Генерал Ходжес в Шодфонтене ждал своего нового командира со смешанными чувствами. Ему была известна репутация Монтгомери, и он представлял себе, что сейчас начнется, но, с другой стороны, генерал был рад, что ему не придется в одиночку взваливать на себя ответственность за решения, от которых может зависеть будущее целой армии. По правде говоря, генерал Ходжес устал. Ни одна из четырех армий, находившихся под командованием Брэдли, не несла такой нагрузки этой зимой, как его армия. Начиная с конца октября ему приходилось сражаться на самом важном участке фронта, против сильнейших сил противника, в условиях сложнейшего рельефа. В Хюртгенском лесу и на Руре он бился, как мог, не имея в достаточном количестве ни людей, ни припасов, а 3-я армия генерала Паттона в то же время получала от Брэдли гораздо больше поддержки. Теперь же Ходжес оказался в самом тяжелом положении. Его фронт был катастрофически прорван в двух местах, а командир группы армий не удостаивал его ни советом, ни подсказкой. Поэтому генерал рад был помощи со стороны такого человека, как Монтгомери, — хорошего опытного командира, что бы о нем ни говорили.

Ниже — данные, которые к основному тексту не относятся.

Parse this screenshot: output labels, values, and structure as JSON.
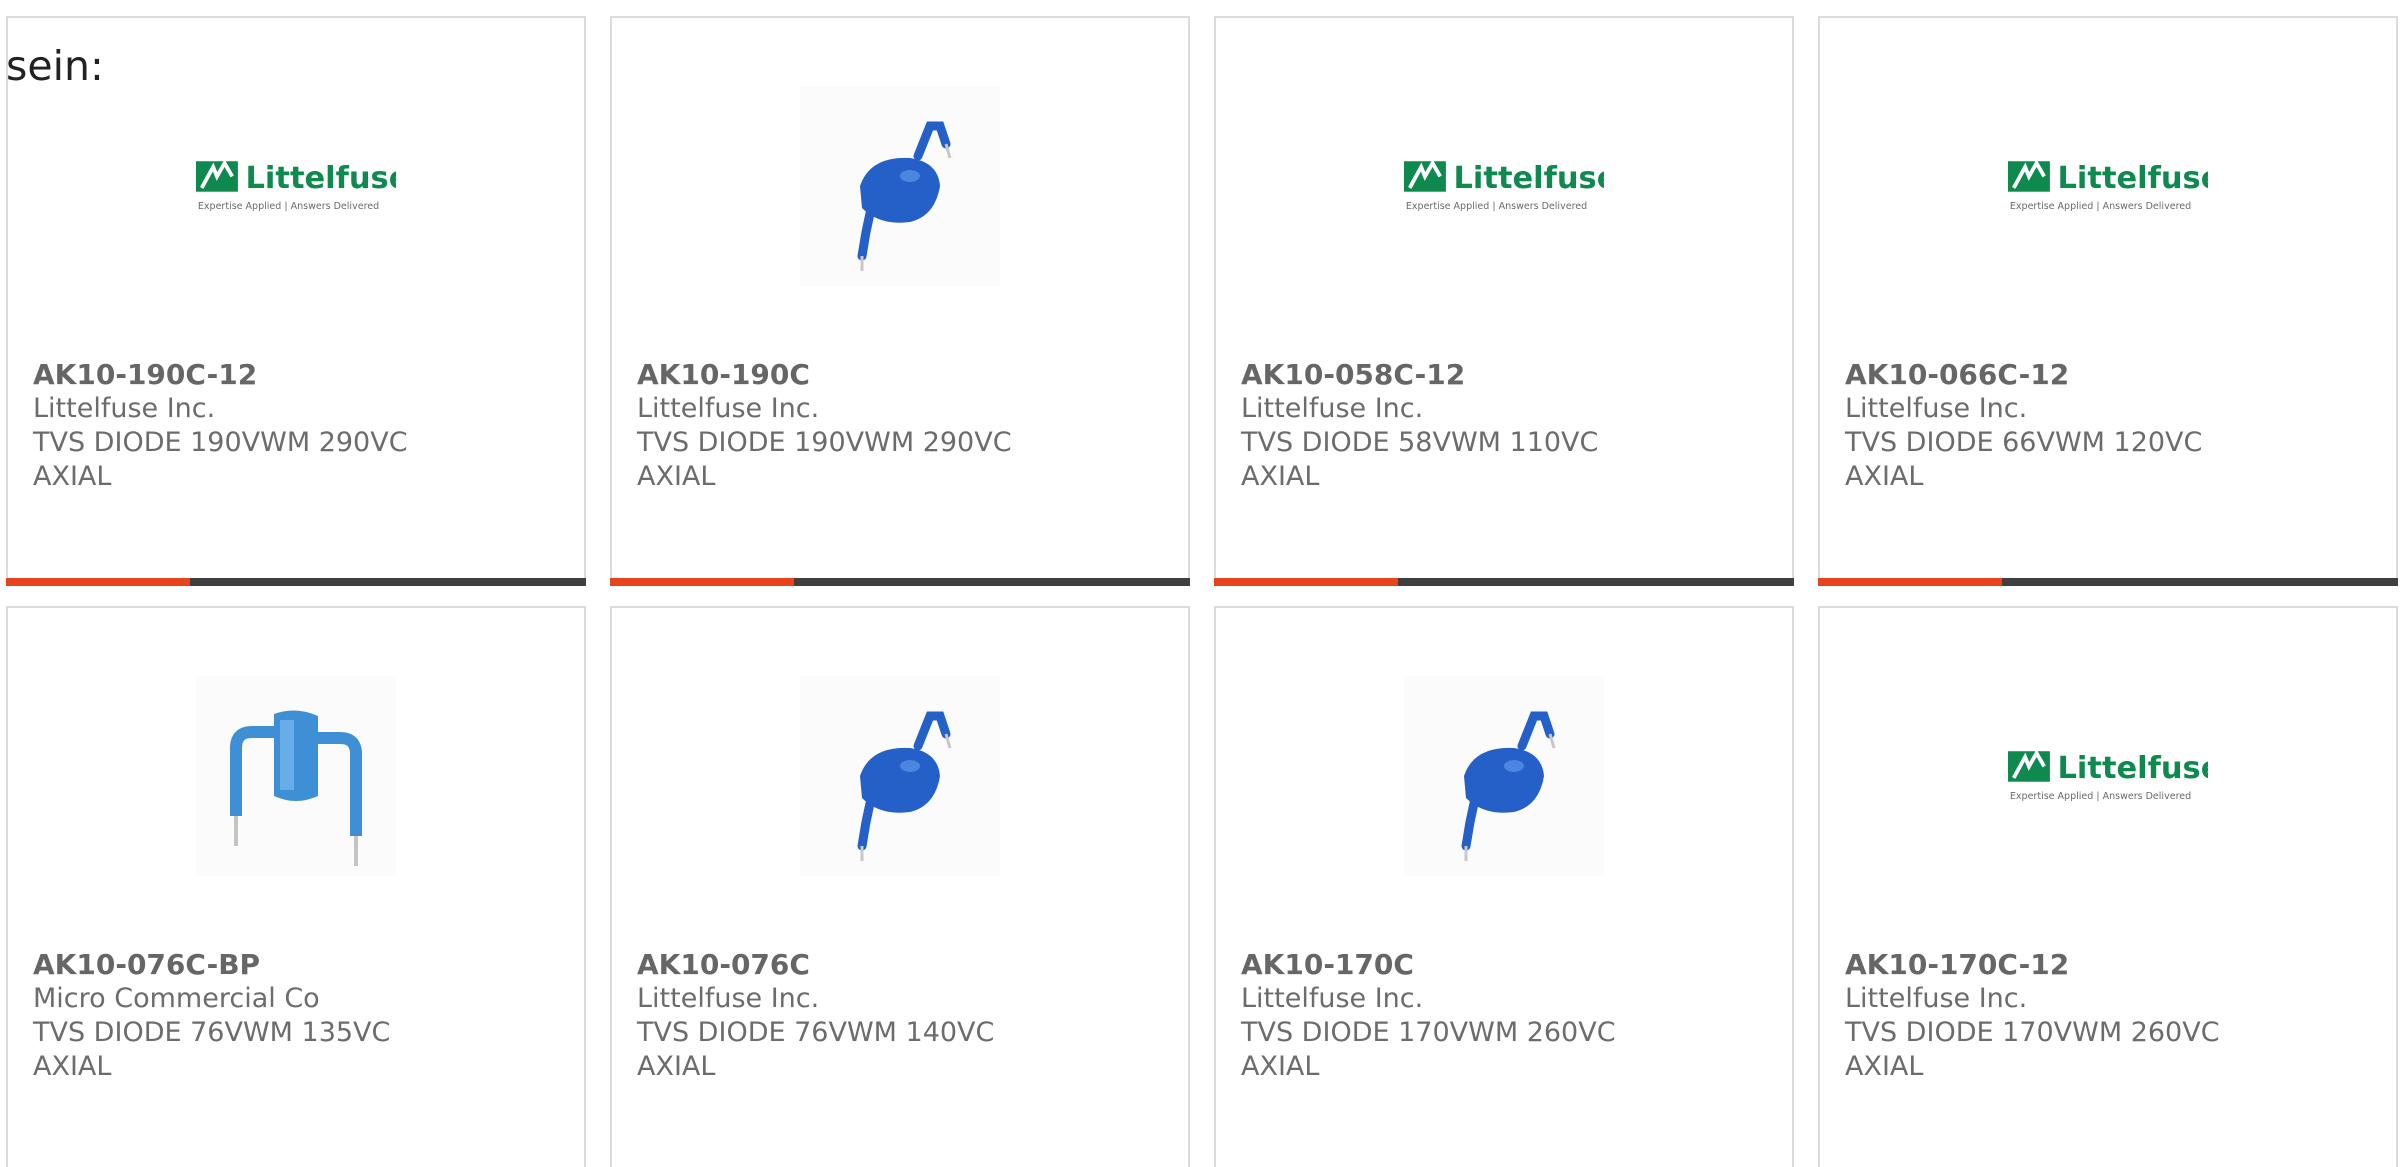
{
  "intro_text": "sein:",
  "colors": {
    "accent": "#e8441c",
    "bar": "#3f3f3f",
    "brand_green": "#0f8a4e",
    "diode_blue": "#2460c8",
    "diode_light_blue": "#3f8fd6"
  },
  "products": [
    {
      "part_number": "AK10-190C-12",
      "manufacturer": "Littelfuse Inc.",
      "description": "TVS DIODE 190VWM 290VC AXIAL",
      "image": "littelfuse-logo"
    },
    {
      "part_number": "AK10-190C",
      "manufacturer": "Littelfuse Inc.",
      "description": "TVS DIODE 190VWM 290VC AXIAL",
      "image": "blue-axial-diode"
    },
    {
      "part_number": "AK10-058C-12",
      "manufacturer": "Littelfuse Inc.",
      "description": "TVS DIODE 58VWM 110VC AXIAL",
      "image": "littelfuse-logo"
    },
    {
      "part_number": "AK10-066C-12",
      "manufacturer": "Littelfuse Inc.",
      "description": "TVS DIODE 66VWM 120VC AXIAL",
      "image": "littelfuse-logo"
    },
    {
      "part_number": "AK10-076C-BP",
      "manufacturer": "Micro Commercial Co",
      "description": "TVS DIODE 76VWM 135VC AXIAL",
      "image": "blue-bent-diode"
    },
    {
      "part_number": "AK10-076C",
      "manufacturer": "Littelfuse Inc.",
      "description": "TVS DIODE 76VWM 140VC AXIAL",
      "image": "blue-axial-diode"
    },
    {
      "part_number": "AK10-170C",
      "manufacturer": "Littelfuse Inc.",
      "description": "TVS DIODE 170VWM 260VC AXIAL",
      "image": "blue-axial-diode"
    },
    {
      "part_number": "AK10-170C-12",
      "manufacturer": "Littelfuse Inc.",
      "description": "TVS DIODE 170VWM 260VC AXIAL",
      "image": "littelfuse-logo"
    }
  ],
  "logo": {
    "brand": "Littelfuse",
    "tagline": "Expertise Applied | Answers Delivered"
  }
}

Монтгомери прибыл в полдень, вместе со своим начальником штаба, бригадиром Бэлчемом. На нем был китель, доходящий до колен, и мешковатые брюки цвета хаки, шея обернута толстым шарфом. Вместо традиционного черного берета на голове командующего был красный берет парашютиста со знаками отличий. Его только что назначили шефом парашютно-десантного полка, и врожденное тщеславие натолкнуло его на мысль, что такой головной убор несомненно привлечет внимание журналистов.

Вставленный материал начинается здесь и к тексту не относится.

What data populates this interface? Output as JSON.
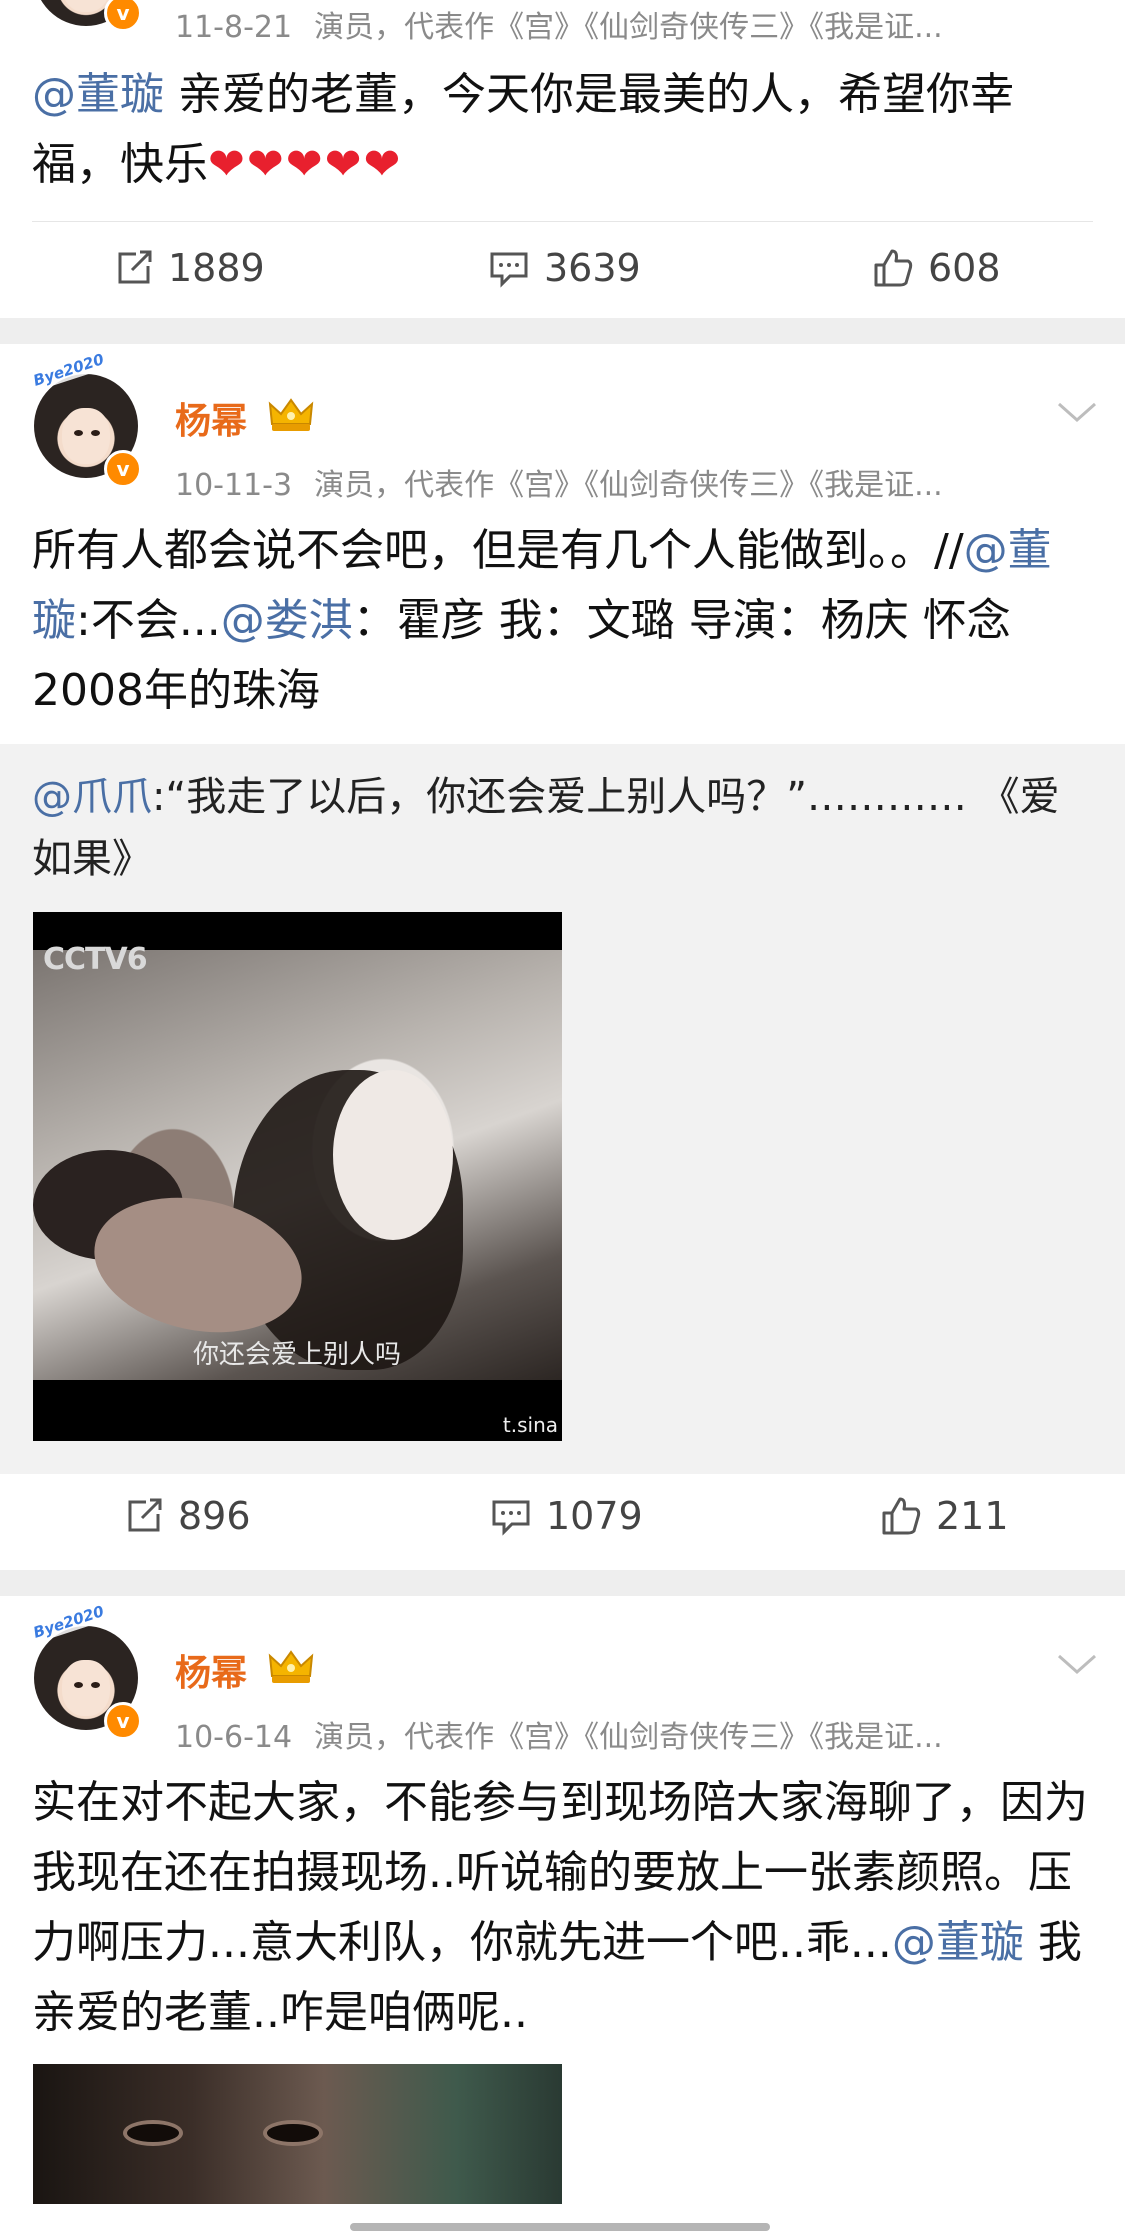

Неделями Монтгомери не покидало ощущение, что война проходит мимо него; Эйзенхауэр не обращал внимания на все предложения британца сконцентрировать под его командованием значительные силы союзников для единого решительного броска на противника. После провала высадки в Арнхеме, которая была, надо сказать самым смелым из предприятий Монтгомери, очень непохожим на прочие его операции, он стал ощущать себя вопиющим в пустыне. Теперь же он получил командование над огромной американской армией и полный карт-бланш на любые действия. Сердце фельдмаршала пело — он снова вступал в действия, причем на своих собственных условиях.[31]

вернуться

31

Кто именно натолкнул Стронга и Уайтли на мысль о том, чтобы предложить Монтгомери на должность командующего северным сектором обороны США в Арденнах, до сих пор толком не ясно. Некоторые данные позволяют предположить, что эту идею могли подкинуть из штаба самого Монтгомери вечером 19 декабря. Впрочем, понятно, что соображения национального и личного престижа все равно не дадут непосредственным участникам тех событий раскрыть читателям истинную подоплеку того ключевого назначения, которое привело к перелому хода всей битвы.